The game was coded by using a main 2D matrix of size 10x20 integers with the parts being in a 3D matrix of size 4x4x(4*7).  The 3D matrix holds the rotated versions of each part and when triggered, the game replaces the old piece with the next rotated version.  When a row or multiple rows are filled, the game flashes the row/s and clears them.  Afterwards, the game moves the above squares down.  The game features a point system and a piece randomization feature, seeded with the game start button hold time.    


Electronic Locker Lock

This project was my high school senior design project and is what sparked my interest in electronics.  The goal of this project was to replace the clunky, often bypassed with broken pencils combination locks that were on our lockers.

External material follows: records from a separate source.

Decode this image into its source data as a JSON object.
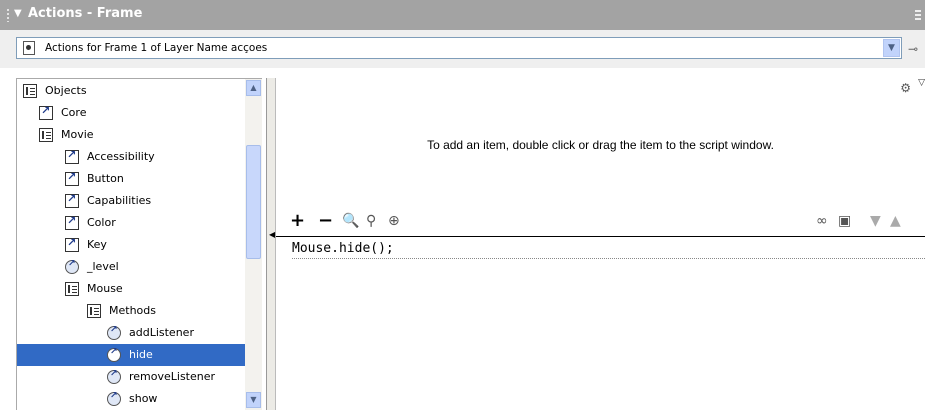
{
  "panel": {
    "title": "Actions - Frame"
  },
  "target": {
    "label": "Actions for Frame 1 of Layer Name acçoes"
  },
  "tree": {
    "items": [
      {
        "label": "Objects",
        "type": "book",
        "indent": 0
      },
      {
        "label": "Core",
        "type": "class",
        "indent": 1
      },
      {
        "label": "Movie",
        "type": "book",
        "indent": 1
      },
      {
        "label": "Accessibility",
        "type": "class",
        "indent": 2
      },
      {
        "label": "Button",
        "type": "class",
        "indent": 2
      },
      {
        "label": "Capabilities",
        "type": "class",
        "indent": 2
      },
      {
        "label": "Color",
        "type": "class",
        "indent": 2
      },
      {
        "label": "Key",
        "type": "class",
        "indent": 2
      },
      {
        "label": "_level",
        "type": "method",
        "indent": 2
      },
      {
        "label": "Mouse",
        "type": "book",
        "indent": 2
      },
      {
        "label": "Methods",
        "type": "book",
        "indent": 3
      },
      {
        "label": "addListener",
        "type": "method",
        "indent": 4
      },
      {
        "label": "hide",
        "type": "method",
        "indent": 4,
        "selected": true
      },
      {
        "label": "removeListener",
        "type": "method",
        "indent": 4
      },
      {
        "label": "show",
        "type": "method",
        "indent": 4
      }
    ]
  },
  "hint": "To add an item, double click or drag the item to the script window.",
  "toolbar": {
    "add": "+",
    "remove": "−"
  },
  "script": {
    "code": "Mouse.hide();"
  },
  "colors": {
    "titlebar": "#a3a3a3",
    "selection": "#316ac5"
  }
}
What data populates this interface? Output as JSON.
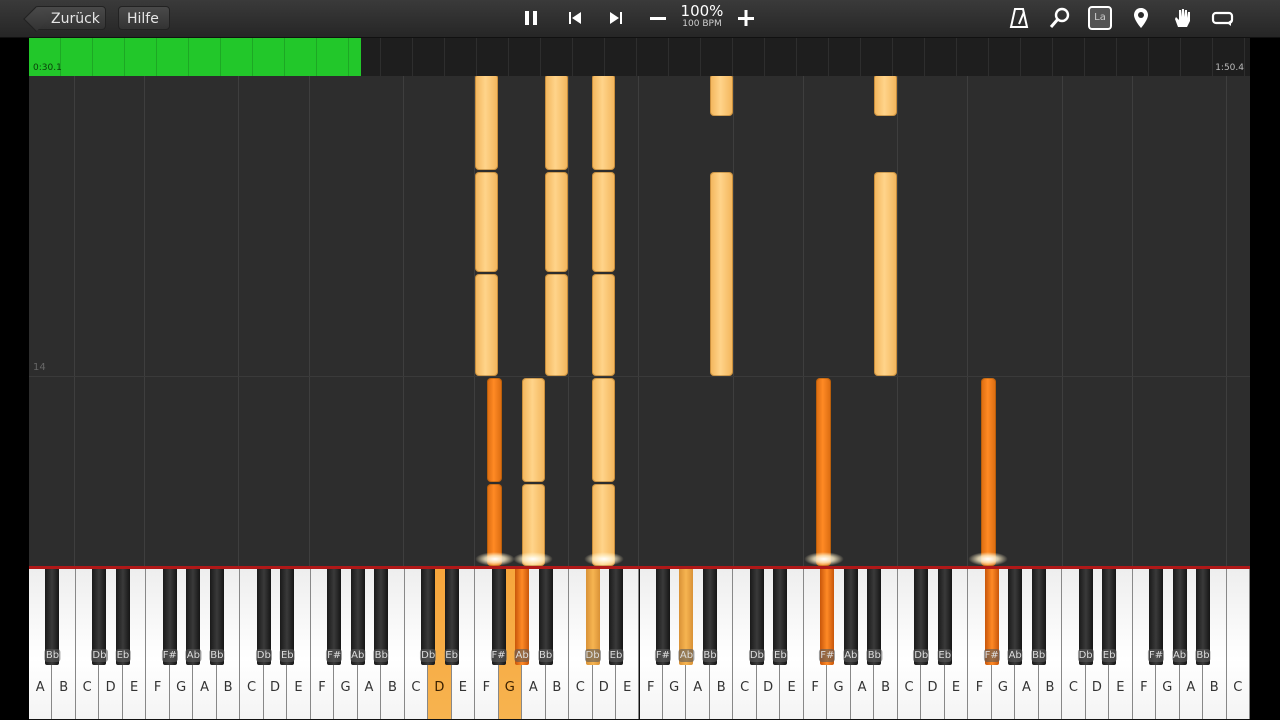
{
  "toolbar": {
    "back_label": "Zurück",
    "help_label": "Hilfe",
    "speed_percent": "100%",
    "speed_bpm": "100 BPM",
    "icons": [
      "pause-icon",
      "skip-back-icon",
      "skip-forward-icon",
      "minus-icon",
      "plus-icon",
      "metronome-icon",
      "magnifier-icon",
      "label-icon",
      "location-pin-icon",
      "hand-icon",
      "loop-icon"
    ],
    "label_icon_text": "La"
  },
  "progress": {
    "elapsed": "0:30.1",
    "total": "1:50.4",
    "fraction": 0.272,
    "fill_color": "#22c72a"
  },
  "roll": {
    "measure_number": "14"
  },
  "keyboard": {
    "white_keys": [
      "A",
      "B",
      "C",
      "D",
      "E",
      "F",
      "G",
      "A",
      "B",
      "C",
      "D",
      "E",
      "F",
      "G",
      "A",
      "B",
      "C",
      "D",
      "E",
      "F",
      "G",
      "A",
      "B",
      "C",
      "D",
      "E",
      "F",
      "G",
      "A",
      "B",
      "C",
      "D",
      "E",
      "F",
      "G",
      "A",
      "B",
      "C",
      "D",
      "E",
      "F",
      "G",
      "A",
      "B",
      "C",
      "D",
      "E",
      "F",
      "G",
      "A",
      "B",
      "C"
    ],
    "black_keys": [
      "Bb",
      "Db",
      "Eb",
      "F#",
      "Ab",
      "Bb",
      "Db",
      "Eb",
      "F#",
      "Ab",
      "Bb",
      "Db",
      "Eb",
      "F#",
      "Ab",
      "Bb",
      "Db",
      "Eb",
      "F#",
      "Ab",
      "Bb",
      "Db",
      "Eb",
      "F#",
      "Ab",
      "Bb",
      "Db",
      "Eb",
      "F#",
      "Ab",
      "Bb",
      "Db",
      "Eb",
      "F#",
      "Ab",
      "Bb"
    ],
    "active_white": [
      17,
      20
    ],
    "active_black": [
      {
        "i": 14,
        "tone": "dark"
      },
      {
        "i": 16,
        "tone": "light"
      },
      {
        "i": 19,
        "tone": "light"
      },
      {
        "i": 23,
        "tone": "dark"
      },
      {
        "i": 28,
        "tone": "dark"
      }
    ],
    "colors": {
      "active_dark": "#ff8a24",
      "active_light": "#f6b451",
      "red_line": "#b01818"
    }
  }
}
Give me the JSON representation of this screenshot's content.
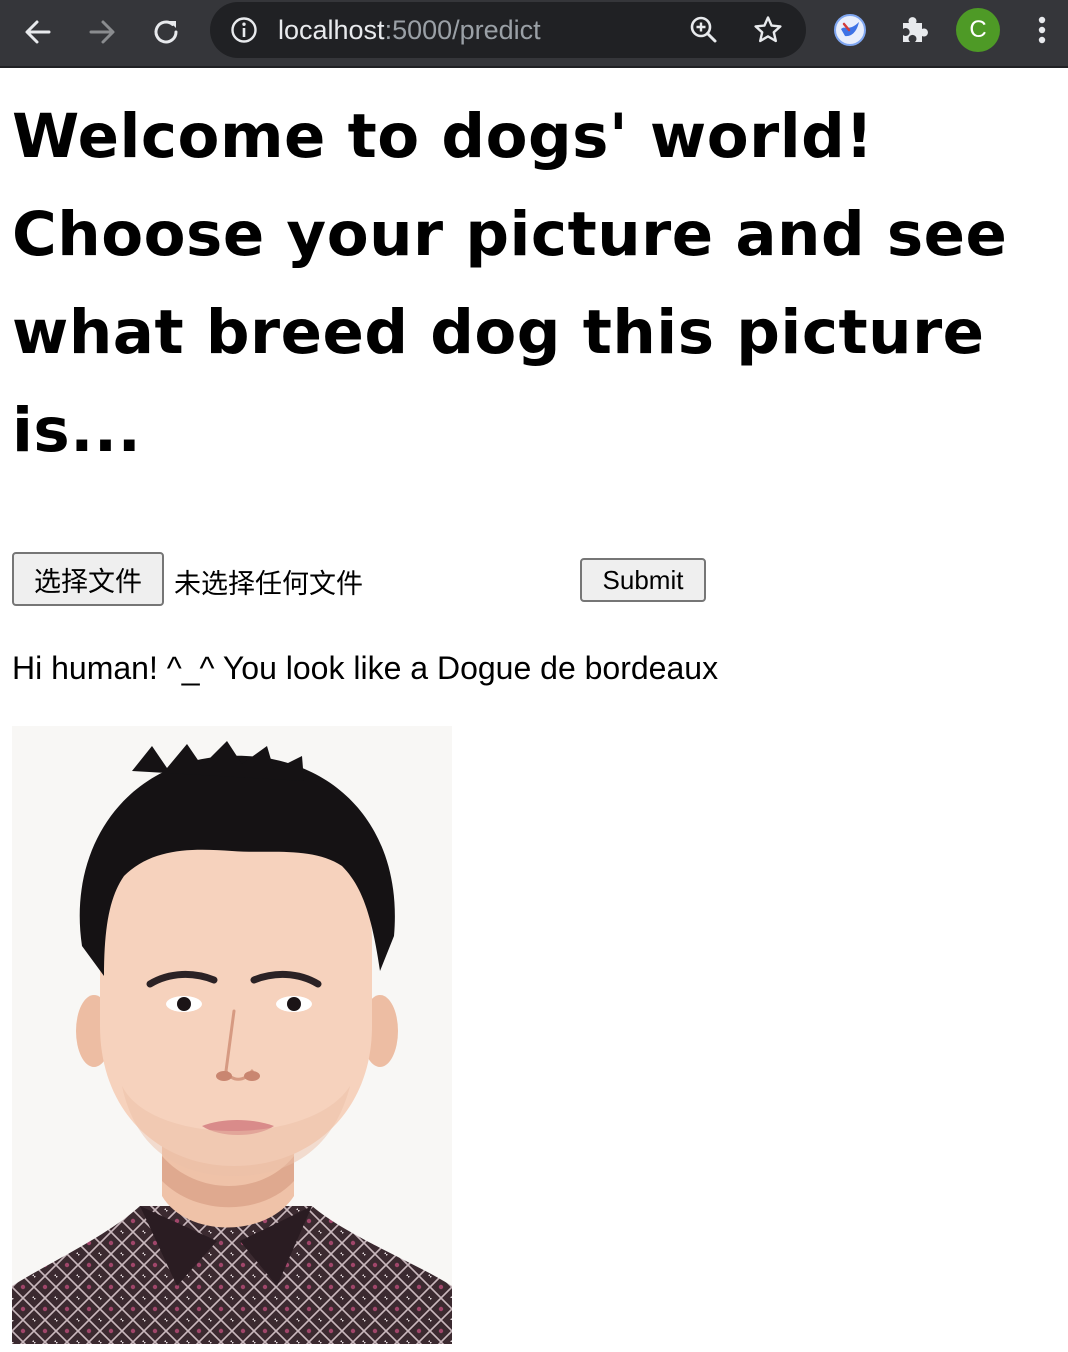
{
  "browser": {
    "url_host": "localhost",
    "url_rest": ":5000/predict",
    "profile_initial": "C",
    "icons": {
      "back": "arrow-left-icon",
      "forward": "arrow-right-icon",
      "reload": "reload-icon",
      "site_info": "info-icon",
      "zoom": "zoom-icon",
      "bookmark": "star-icon",
      "extension": "bird-extension-icon",
      "extensions_menu": "puzzle-icon",
      "menu": "kebab-menu-icon"
    },
    "colors": {
      "toolbar": "#35363a",
      "omnibox": "#202124",
      "avatar": "#4e9a26"
    }
  },
  "page": {
    "heading": "Welcome to dogs' world! Choose your picture and see what breed dog this picture is...",
    "file_button_label": "选择文件",
    "file_status": "未选择任何文件",
    "submit_label": "Submit",
    "result": "Hi human! ^_^ You look like a Dogue de bordeaux"
  }
}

This project could be powered by either three AA batteries or an adapter.  

The unlocking schematic is shown here as five basic flip-flops and a few logic gates scattered around.  This design clocks on each button input and with each correct input, the signal progresses through the flip-flops.  The logic gates and fifth flip-flop are to eliminate repeated correct inputs (A,B,B,C,D would've worked when A,B,C,D was desired). 


The housing for this was designed to fit in the narrow constraints of the locker's door while having adequate room for the components, a PCB shock absorber, and the lever mechanism.  The housing also had to be secure on the locker door, which would take a beating in everyday use.  There are ten combination buttons and a reset button.  There is also a key option when the combination is forgotten or if the power goes out and the batteries die.


The six ICs on the right are the logic for the lock, the top left IC was for powering the motor, the small IC on the bottom was a 555 timer that determined how long the motor waited before returning the motor to the original position, locking the door, and the last three ICs were for dividing the 555 timer frequency to a more realistic duration.  There is also a debugging LED which illuminated green when the correct sequence starts and illuminated green/orange when the correct sequence ends and the motor is powered.  The batteries have current protection to allow for both the batteries and the adapter to be on together without causing harm to either.  


Back Burner Projects


Touchscreen Exhibit

This project was the original plan teaching children the physics behind modern touchscreen devices, but had to be put on the back burner because of the lack of necessary funding.  

This exhibit would've been a matrix of LEDs in a 3:2 aspect ratio to mimic a smart phone.  It would've used game cartridge that would have doubled as buttons.  This is a more complex and closer representation of everyday touchscreens that was meant to be highly interactive.  

Power PCB

This PCB is used to distribute the appropriate power to each of the components and provides protection from shorts.

Button PCB

This is the PCB design that will be used to connect the micro-controllers in each button to the necessary inputs and outputs.  This second iteration includes a brightness adjust.

TouchSense Pixel PCB

These PCBs will be used to simplify production of the TouchSense pixels that I'll be selling as a fundraiser for the exhibit.


This second iteration was slightly altered to lower costs and help light reflection.

Button Socket PCB

This PCB will be what the buttons connect to when swapped in to position. This second iteration includes a brightness adjust.

TouchSensing PCB

This PCB will hold the sensing micros and give the required connections to the sensing wires and to the master micro.

Future Ideas


Cursed Piano


This project was inspired to be a creative use of technology.  It will try to anticipate the worst times for a key to be out of tune when played and will play generated songs when not played.  This project will help me explore anticipatory algorithms in a fun way.  This project requires me to drive 88 motors/actuators that will be used to safely alter tuning of keys individually and also another 88 to trigger each key to play for automated playing.